La mejora de las comunicaciones y los transportes y el hecho metropolitano, supramunicipal, arrumbaron el viejo deber de residencia de los empleados públicos, que debían vivir en el municipio donde prestaban sus servicios. Hay legislación muy antigua al respecto, pero baste recordar el Estatuto de Bravo Murillo, de 18 de junio de 1852, en cuyos artículos 37 y 38 se hablaba, incluso, de “residencia fija”, en tanto que el 41 disponía que: «los empleados de la Administración pública contraen la obligación de servir sus destinos en cualquier punto que se les señale de la Península e islas adyacentes, siempre que no desciendan de clase ni se les exija aumento de fianza».
Durante más de dos décadas, la Ley articulada de Funcionarios Civiles del Estado, aprobada por Decreto 315/1964, de 7 de febrero, impuso, en su artículo 77, que «los funcionarios deberán residir en el término municipal donde radique la oficina, dependencia o lugar donde presten sus servicios», si bien «por causas justificadas, el Subsecretario del Departamento podrá autorizar la residencia en lugar distinto, siempre y cuando ello sea compatible con el exacto cumplimiento de las tareas propias del cargo». Excepción justificada a una regla general, requerida de autorización expresa y, pese a las reglamentaciones sectoriales que se dieron, sometida a altas dosis de discrecionalidad no exenta de agravios comparativos.

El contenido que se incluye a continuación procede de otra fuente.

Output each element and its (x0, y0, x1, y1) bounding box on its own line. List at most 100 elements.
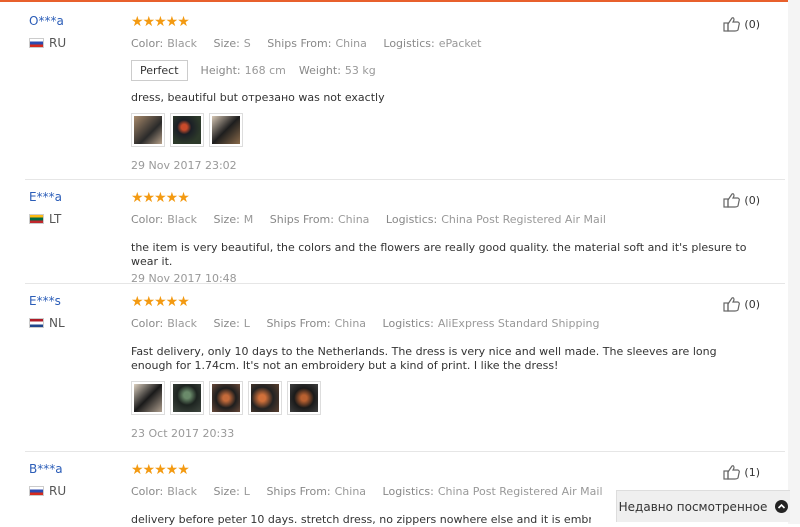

El actual texto refundido de la Ley del Estatuto Básico del Empleado Público, aprobado por Real Decreto Legislativo 5/2015, de 30 de octubre, ya sólo utiliza el término “residencia” para concretar un determinado permiso, una concreta sanción disciplinaria o para referirse a ciudadanos extranjeros. Pero el deber -códigos, se dice mayoritariamente en la norma-, ha desaparecido. Bien es cierto que, al distinguir en la autorización de las ausencias si se trata del mismo lugar de residencia se está, sin querer, aludiendo a la vieja obligación. Más bien debiera decirse destino, porque sería una tomadura de pelo que alguien, con su puesto en provincias, pero, con el silencio legal actual, residente en Madrid, pidiera un día de permiso para mudarse de domicilio sin “cambiar de residencia”. Lo que ahora se trata, incluso bajo grave amenaza disciplinaria, es cumplir con los cometidos, jornadas y horarios; pero cómo se llegue al trabajo y lo que dure la travesía previa, parece lo de menos, aunque subsisten algunas reliquias en las que ahora no voy a entrar.

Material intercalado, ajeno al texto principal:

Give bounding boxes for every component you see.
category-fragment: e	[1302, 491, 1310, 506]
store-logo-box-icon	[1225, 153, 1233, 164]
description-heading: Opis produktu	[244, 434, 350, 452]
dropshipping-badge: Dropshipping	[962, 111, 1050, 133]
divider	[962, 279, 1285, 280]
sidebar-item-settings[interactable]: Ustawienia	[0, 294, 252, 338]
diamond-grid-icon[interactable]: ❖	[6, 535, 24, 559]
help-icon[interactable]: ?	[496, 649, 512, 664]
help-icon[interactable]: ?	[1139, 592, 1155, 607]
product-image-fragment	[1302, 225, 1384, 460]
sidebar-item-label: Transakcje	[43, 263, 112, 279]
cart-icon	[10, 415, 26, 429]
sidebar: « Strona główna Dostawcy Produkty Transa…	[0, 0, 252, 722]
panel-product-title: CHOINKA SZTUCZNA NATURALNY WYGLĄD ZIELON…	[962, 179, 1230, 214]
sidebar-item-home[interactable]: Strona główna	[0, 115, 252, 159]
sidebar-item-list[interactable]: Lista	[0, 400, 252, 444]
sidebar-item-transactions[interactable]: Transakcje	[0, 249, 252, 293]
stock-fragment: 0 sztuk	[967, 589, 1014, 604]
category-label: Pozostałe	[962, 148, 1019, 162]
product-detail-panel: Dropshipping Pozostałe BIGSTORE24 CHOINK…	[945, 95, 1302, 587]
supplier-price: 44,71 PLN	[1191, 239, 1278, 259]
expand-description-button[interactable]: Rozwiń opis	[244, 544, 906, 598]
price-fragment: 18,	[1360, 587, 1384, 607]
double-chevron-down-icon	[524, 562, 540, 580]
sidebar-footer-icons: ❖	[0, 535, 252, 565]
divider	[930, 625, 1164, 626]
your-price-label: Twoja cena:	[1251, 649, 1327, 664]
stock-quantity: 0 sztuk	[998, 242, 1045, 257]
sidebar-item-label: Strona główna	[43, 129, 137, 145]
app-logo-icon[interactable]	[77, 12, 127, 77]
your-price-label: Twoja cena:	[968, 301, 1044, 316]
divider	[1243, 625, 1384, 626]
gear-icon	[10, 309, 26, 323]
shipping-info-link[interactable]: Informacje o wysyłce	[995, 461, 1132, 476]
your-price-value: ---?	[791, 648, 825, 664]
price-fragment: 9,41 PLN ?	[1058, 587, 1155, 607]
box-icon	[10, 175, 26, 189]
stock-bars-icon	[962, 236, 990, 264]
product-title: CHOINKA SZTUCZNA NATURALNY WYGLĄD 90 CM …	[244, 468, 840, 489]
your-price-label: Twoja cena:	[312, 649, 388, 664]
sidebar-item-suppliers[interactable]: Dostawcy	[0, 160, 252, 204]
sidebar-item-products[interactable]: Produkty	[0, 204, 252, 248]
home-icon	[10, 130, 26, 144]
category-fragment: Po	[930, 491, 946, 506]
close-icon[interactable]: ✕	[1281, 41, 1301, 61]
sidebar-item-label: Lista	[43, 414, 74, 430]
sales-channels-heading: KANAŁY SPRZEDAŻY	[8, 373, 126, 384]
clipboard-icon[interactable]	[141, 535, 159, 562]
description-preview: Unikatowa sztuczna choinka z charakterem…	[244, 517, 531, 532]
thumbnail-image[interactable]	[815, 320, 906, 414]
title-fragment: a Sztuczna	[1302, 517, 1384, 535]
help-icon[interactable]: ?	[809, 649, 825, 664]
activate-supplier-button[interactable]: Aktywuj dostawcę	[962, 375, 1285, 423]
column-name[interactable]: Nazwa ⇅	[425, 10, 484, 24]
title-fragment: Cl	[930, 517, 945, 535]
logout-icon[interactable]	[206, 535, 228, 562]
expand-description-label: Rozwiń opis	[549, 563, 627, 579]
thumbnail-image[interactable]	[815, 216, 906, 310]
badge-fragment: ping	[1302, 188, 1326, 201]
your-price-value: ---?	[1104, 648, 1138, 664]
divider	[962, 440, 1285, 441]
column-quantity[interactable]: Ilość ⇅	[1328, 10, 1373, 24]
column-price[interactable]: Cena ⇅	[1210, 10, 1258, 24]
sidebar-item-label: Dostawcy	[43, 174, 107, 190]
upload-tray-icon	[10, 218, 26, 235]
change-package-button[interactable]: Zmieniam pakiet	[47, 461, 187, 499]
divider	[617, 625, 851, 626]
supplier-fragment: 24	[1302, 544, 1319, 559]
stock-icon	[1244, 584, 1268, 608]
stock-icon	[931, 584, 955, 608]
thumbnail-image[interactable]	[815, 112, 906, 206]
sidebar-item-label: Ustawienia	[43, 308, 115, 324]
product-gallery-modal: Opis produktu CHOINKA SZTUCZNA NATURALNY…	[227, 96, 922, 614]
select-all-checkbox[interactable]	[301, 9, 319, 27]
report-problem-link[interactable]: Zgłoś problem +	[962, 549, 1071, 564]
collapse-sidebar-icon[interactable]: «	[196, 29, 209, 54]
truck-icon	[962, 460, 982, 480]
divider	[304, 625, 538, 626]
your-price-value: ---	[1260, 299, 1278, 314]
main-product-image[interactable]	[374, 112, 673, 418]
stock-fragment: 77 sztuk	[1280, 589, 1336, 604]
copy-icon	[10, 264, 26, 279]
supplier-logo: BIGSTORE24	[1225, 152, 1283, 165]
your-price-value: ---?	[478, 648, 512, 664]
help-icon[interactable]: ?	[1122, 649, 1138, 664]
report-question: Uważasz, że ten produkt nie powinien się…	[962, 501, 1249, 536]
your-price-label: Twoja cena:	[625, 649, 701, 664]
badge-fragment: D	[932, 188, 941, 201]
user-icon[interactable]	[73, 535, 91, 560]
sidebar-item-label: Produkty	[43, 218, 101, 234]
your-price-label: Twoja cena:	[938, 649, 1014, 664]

Con mayor motivo si cabe -piénsese en las guardias, levantamientos de cadáver, etc.-, este deber se impuso en el ámbito judicial. Pero también se ha relajado. Todo indica que ya casi no hay distancias insalvables. Pero nos encontramos en la regulación judicial con una cierta contradicción al respecto. El artículo 319 de la Ley Orgánica 6/1985, de 1 de julio, del Poder Judicial, dispone que «los Presidentes, Magistrados y Jueces se presentarán a tomar posesión de sus respectivos cargos dentro de los veinte días naturales siguientes al de la fecha de la publicación de su nombramiento en el «Boletín Oficial del Estado». Para los destinados a la misma población en que hubieran servido el cargo, el plazo será de ocho días». No sólo se mantiene el término “residencia” sobre el que recaía el deber (también el artículo 394 habla de “cambio de residencia”, no de destino), sino que se diferencia entre el tiempo para tomar posesión en “la misma población” (término aún más restrictivo que municipio) donde se venía sirviendo y hacerlo en otra distinta, con una diferencia de doce días naturales, lo que viene a ser casi como dar la vuelta al mundo. Ya se sabe que hay que cambiar de casa y hacer mudanza (eso para lo que la ley funcionarial da un día en el mismo destino); pero una docena de jornadas, a sumar a los ocho días de los que no viajan, parece una demasía en los tiempos que corren. Más bien debiera pesar el interés público de cubrir las vacantes a no tardar que la laxitud y comodidad personal al emprender la travesía al nuevo destino; máxime cuando, semanas antes de publicarse estos nombramientos del artículo 319, la Comisión Permanente del Consejo General del Poder Judicial ya cuelga en la Web sus resoluciones de traslados.
Pero igual hay razones de mayor peso -o misteriosas- que se me escapan. Disculpas, en tal caso, por ello.